One aspect of Picketty’s analysis does surprise us. Throughout the book, he uses fiction as a source for illustration, a source that will make many academic readers of the text pause and wonder. Picketty often cites examples from Balzac, Austen, and others to illustrate general points about the behavior of capital. The process, although very selective and, it must be said, apocryphal, finally convinces, but it is the novelists who finally shine, not the economic model. His argument, which he claims is so clearly illustrated in 19th century fiction, is that capital is always more likely to be inherited, or indeed married, rather than earned. The endless machinations associated with finding a suitable spouse for eligible women in 19th century fiction are a mere recognition that money is easier to marry than to earn, since capital growth is always less than economic growth.

If Capital in the 21st Century can be criticized, it is in its rather scant, even dismissive, coverage of human capital. Yes, this is absorbed into the revenue data. But the author does argue that “democratic modernity is based on the belief that inequalities based on individual talent and effort are more justified than other inequalities, or at least we hope to move in that direction.” He contrasts this belief with a character in Balzac who gives up the opportunity to study law to seek marriage with a fortune, and then asks who would do such a thing today?

Now, if credentials, as well as skills gained by participants in education, develop human capital, even if this is only reflected in increased earnings, then access to high-quality education is needed before these skills and credentials are achievable. It could even be argued that now the educational experience is not only sufficient for the advancement of capital but also necessary, since even the opportunity to marry capital may depend on the achievement or not of the educational levels that are preconditions for entering that market in particular.

So if education has become a more offered product through a market, then the cost of accessing the most developed and effective delivery systems will increase, as these are the most effective means of ensuring access to capital, either through income or marriage. Such costs will also increase as, by becoming a market, the educational demand will be greater from those who need to protect their current ownership of capital and have the resources to pay for what they need. Education thus becomes a means of confirming and reaffirming wealth, rather than a potential avenue for social mobility. Perhaps today it is still easier to marry wealth than to earn it. Except today the choice of marriage may be determined by an educational credential that can be more effectively secured by existing access to wealth.

This argument, it seems, closes the circle and illustrates how, even in a materialistic society, capital will always grow faster than the economy as a whole and why inequality will not only persist, it will increase.

No book review should focus on what a book is not. So, as a final note, let me describe Thomas Picketty’s book as essential reading for anyone with a brain. If you can disprove your analysis empirically, rather than simply denying its importance on ideological grounds, present your data.

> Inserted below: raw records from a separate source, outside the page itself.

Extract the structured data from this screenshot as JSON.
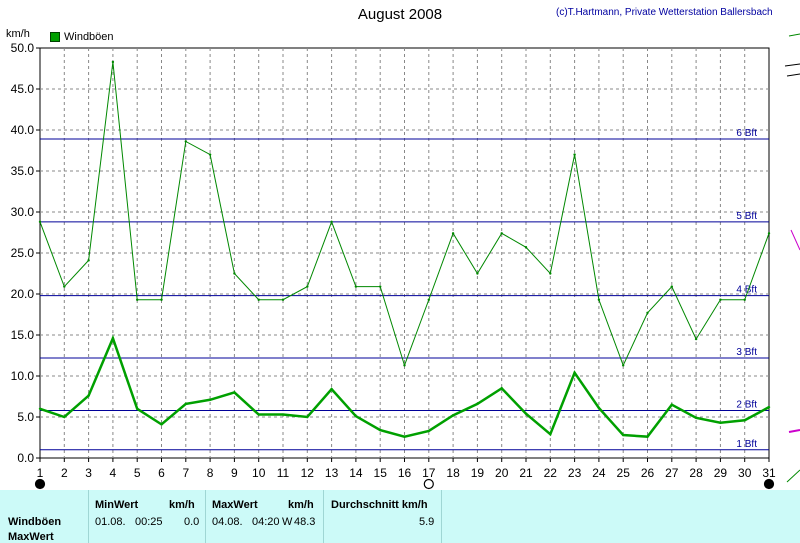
{
  "header": {
    "title": "August 2008",
    "copyright": "(c)T.Hartmann, Private Wetterstation Ballersbach",
    "unit": "km/h"
  },
  "legend": {
    "label": "Windböen"
  },
  "colors": {
    "series": "#008800",
    "avg": "#00a000",
    "bft_lines": "#000099",
    "grid": "#888888",
    "info_bg": "#ccfaf8"
  },
  "chart_data": {
    "type": "line",
    "title": "August 2008",
    "ylabel": "km/h",
    "xlabel": "",
    "ylim": [
      0,
      50
    ],
    "xlim": [
      1,
      31
    ],
    "y_ticks": [
      "0.0",
      "5.0",
      "10.0",
      "15.0",
      "20.0",
      "25.0",
      "30.0",
      "35.0",
      "40.0",
      "45.0",
      "50.0"
    ],
    "x_ticks": [
      "1",
      "2",
      "3",
      "4",
      "5",
      "6",
      "7",
      "8",
      "9",
      "10",
      "11",
      "12",
      "13",
      "14",
      "15",
      "16",
      "17",
      "18",
      "19",
      "20",
      "21",
      "22",
      "23",
      "24",
      "25",
      "26",
      "27",
      "28",
      "29",
      "30",
      "31"
    ],
    "grid": true,
    "legend_position": "top-left",
    "series": [
      {
        "name": "Windböen",
        "x": [
          1,
          2,
          3,
          4,
          5,
          6,
          7,
          8,
          9,
          10,
          11,
          12,
          13,
          14,
          15,
          16,
          17,
          18,
          19,
          20,
          21,
          22,
          23,
          24,
          25,
          26,
          27,
          28,
          29,
          30,
          31
        ],
        "values": [
          28.8,
          20.9,
          24.1,
          48.3,
          19.3,
          19.3,
          38.6,
          37.0,
          22.5,
          19.3,
          19.3,
          20.9,
          28.8,
          20.9,
          20.9,
          11.3,
          19.3,
          27.4,
          22.5,
          27.4,
          25.7,
          22.5,
          37.0,
          19.3,
          11.3,
          17.7,
          20.9,
          14.5,
          19.3,
          19.3,
          27.4
        ]
      },
      {
        "x": [
          1,
          2,
          3,
          4,
          5,
          6,
          7,
          8,
          9,
          10,
          11,
          12,
          13,
          14,
          15,
          16,
          17,
          18,
          19,
          20,
          21,
          22,
          23,
          24,
          25,
          26,
          27,
          28,
          29,
          30,
          31
        ],
        "values": [
          6.0,
          5.0,
          7.6,
          14.6,
          6.0,
          4.1,
          6.6,
          7.1,
          8.0,
          5.3,
          5.3,
          5.0,
          8.4,
          5.1,
          3.4,
          2.6,
          3.3,
          5.2,
          6.6,
          8.5,
          5.4,
          2.9,
          10.4,
          6.1,
          2.8,
          2.6,
          6.5,
          4.9,
          4.3,
          4.6,
          6.2
        ]
      }
    ],
    "reference_lines": [
      {
        "label": "1 Bft",
        "y": 1.0
      },
      {
        "label": "2 Bft",
        "y": 5.8
      },
      {
        "label": "3 Bft",
        "y": 12.2
      },
      {
        "label": "4 Bft",
        "y": 19.8
      },
      {
        "label": "5 Bft",
        "y": 28.8
      },
      {
        "label": "6 Bft",
        "y": 38.9
      }
    ],
    "moon_phases": [
      {
        "day": 1,
        "phase": "new"
      },
      {
        "day": 17,
        "phase": "full"
      },
      {
        "day": 31,
        "phase": "new"
      }
    ]
  },
  "info": {
    "row_labels": [
      "Windböen",
      "MaxWert"
    ],
    "min_header": "MinWert",
    "min_unit": "km/h",
    "min_date": "01.08.",
    "min_time": "00:25",
    "min_value": "0.0",
    "max_header": "MaxWert",
    "max_unit": "km/h",
    "max_date": "04.08.",
    "max_time": "04:20",
    "max_dir": "W",
    "max_value": "48.3",
    "avg_header": "Durchschnitt km/h",
    "avg_value": "5.9"
  }
}
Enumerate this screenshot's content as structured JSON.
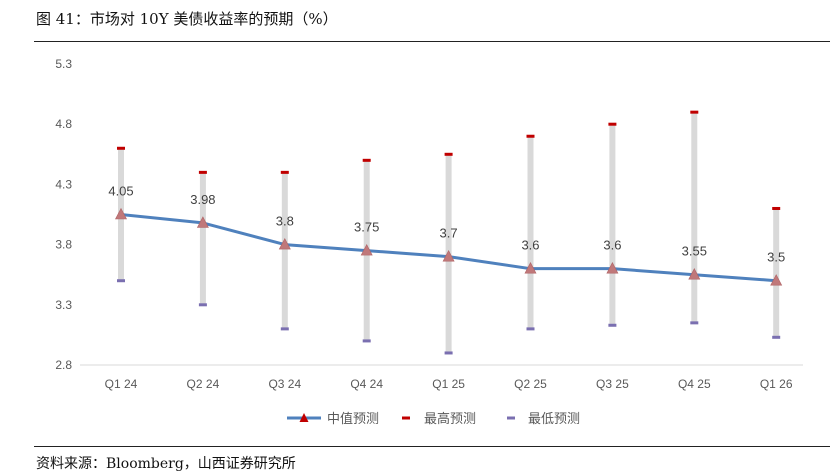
{
  "figure": {
    "title": "图 41：市场对 10Y 美债收益率的预期（%）",
    "source": "资料来源：Bloomberg，山西证券研究所"
  },
  "chart_data": {
    "type": "line",
    "title": "",
    "xlabel": "",
    "ylabel": "",
    "categories": [
      "Q1 24",
      "Q2 24",
      "Q3 24",
      "Q4 24",
      "Q1 25",
      "Q2 25",
      "Q3 25",
      "Q4 25",
      "Q1 26"
    ],
    "ylim": [
      2.8,
      5.3
    ],
    "yticks": [
      2.8,
      3.3,
      3.8,
      4.3,
      4.8,
      5.3
    ],
    "series": [
      {
        "name": "中值预测",
        "values": [
          4.05,
          3.98,
          3.8,
          3.75,
          3.7,
          3.6,
          3.6,
          3.55,
          3.5
        ],
        "labels": [
          "4.05",
          "3.98",
          "3.8",
          "3.75",
          "3.7",
          "3.6",
          "3.6",
          "3.55",
          "3.5"
        ],
        "color": "#4f81bd",
        "marker_color": "#c0787a"
      },
      {
        "name": "最高预测",
        "values": [
          4.6,
          4.4,
          4.4,
          4.5,
          4.55,
          4.7,
          4.8,
          4.9,
          4.1
        ],
        "color": "#c00000"
      },
      {
        "name": "最低预测",
        "values": [
          3.5,
          3.3,
          3.1,
          3.0,
          2.9,
          3.1,
          3.13,
          3.15,
          3.03
        ],
        "color": "#7a6fb0"
      }
    ],
    "range_bar_color": "#d9d9d9",
    "grid": false,
    "legend_position": "bottom"
  }
}
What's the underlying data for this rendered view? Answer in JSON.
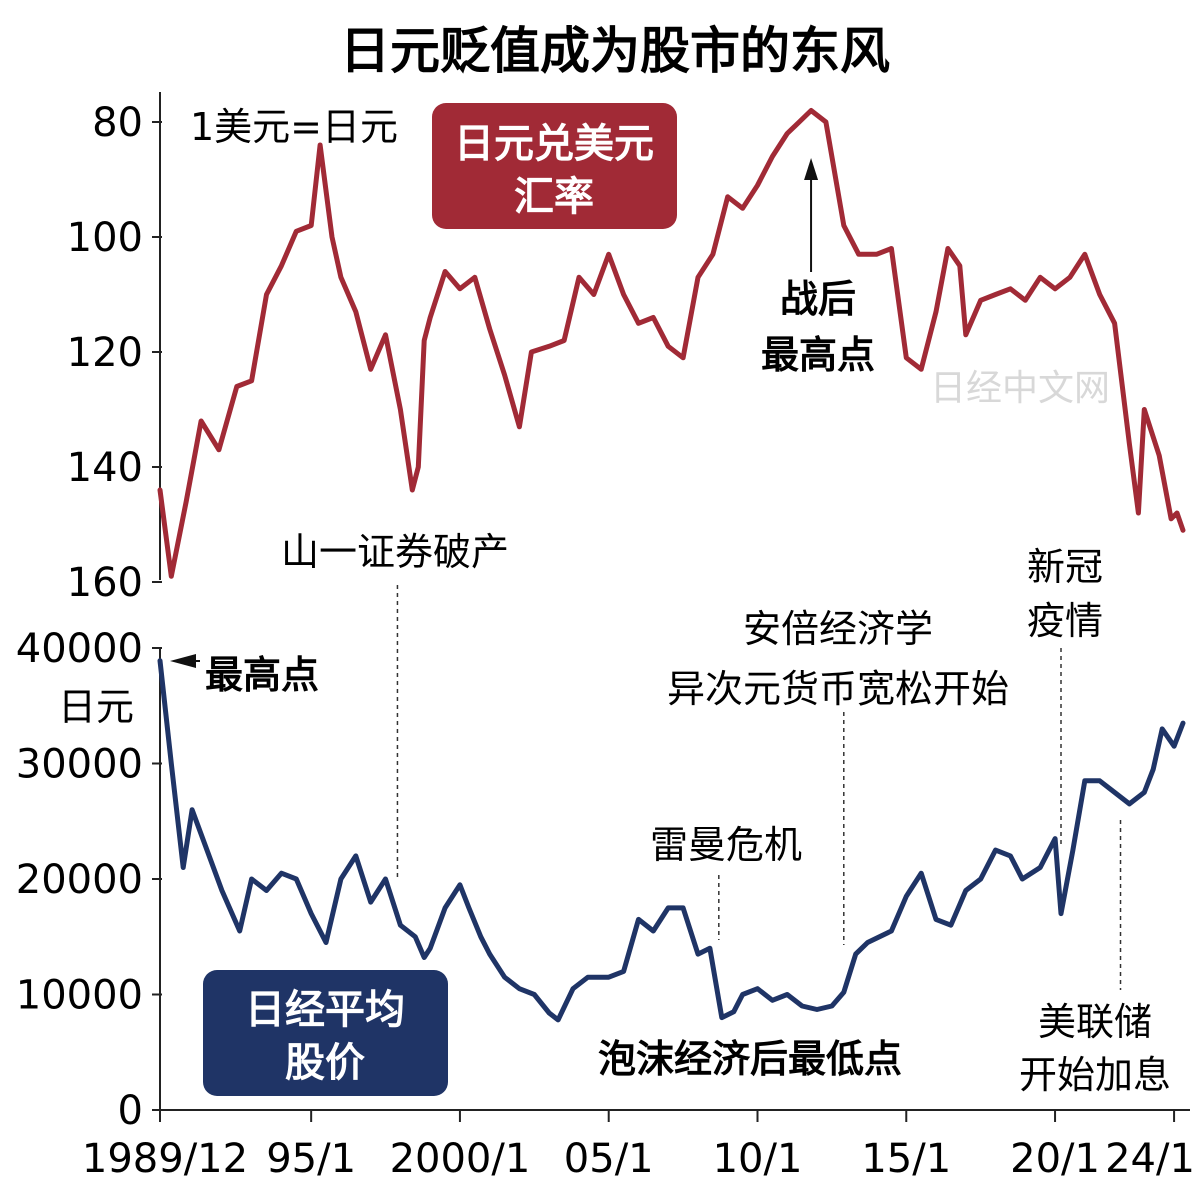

If you can’t, join the call for policies that will attempt to address the destructive imbalances that result in growing inequality. It should be remembered that, behind Capital in the 21st Century, it is necessary to examine whether a certain text called Capital in the 19th Century contained a shred of truth in stating that eventually the capitalist system would collapse under the pressure of its own inevitable imbalances. The conclusion seems to have been proven, and so the case is made to re-read that other book.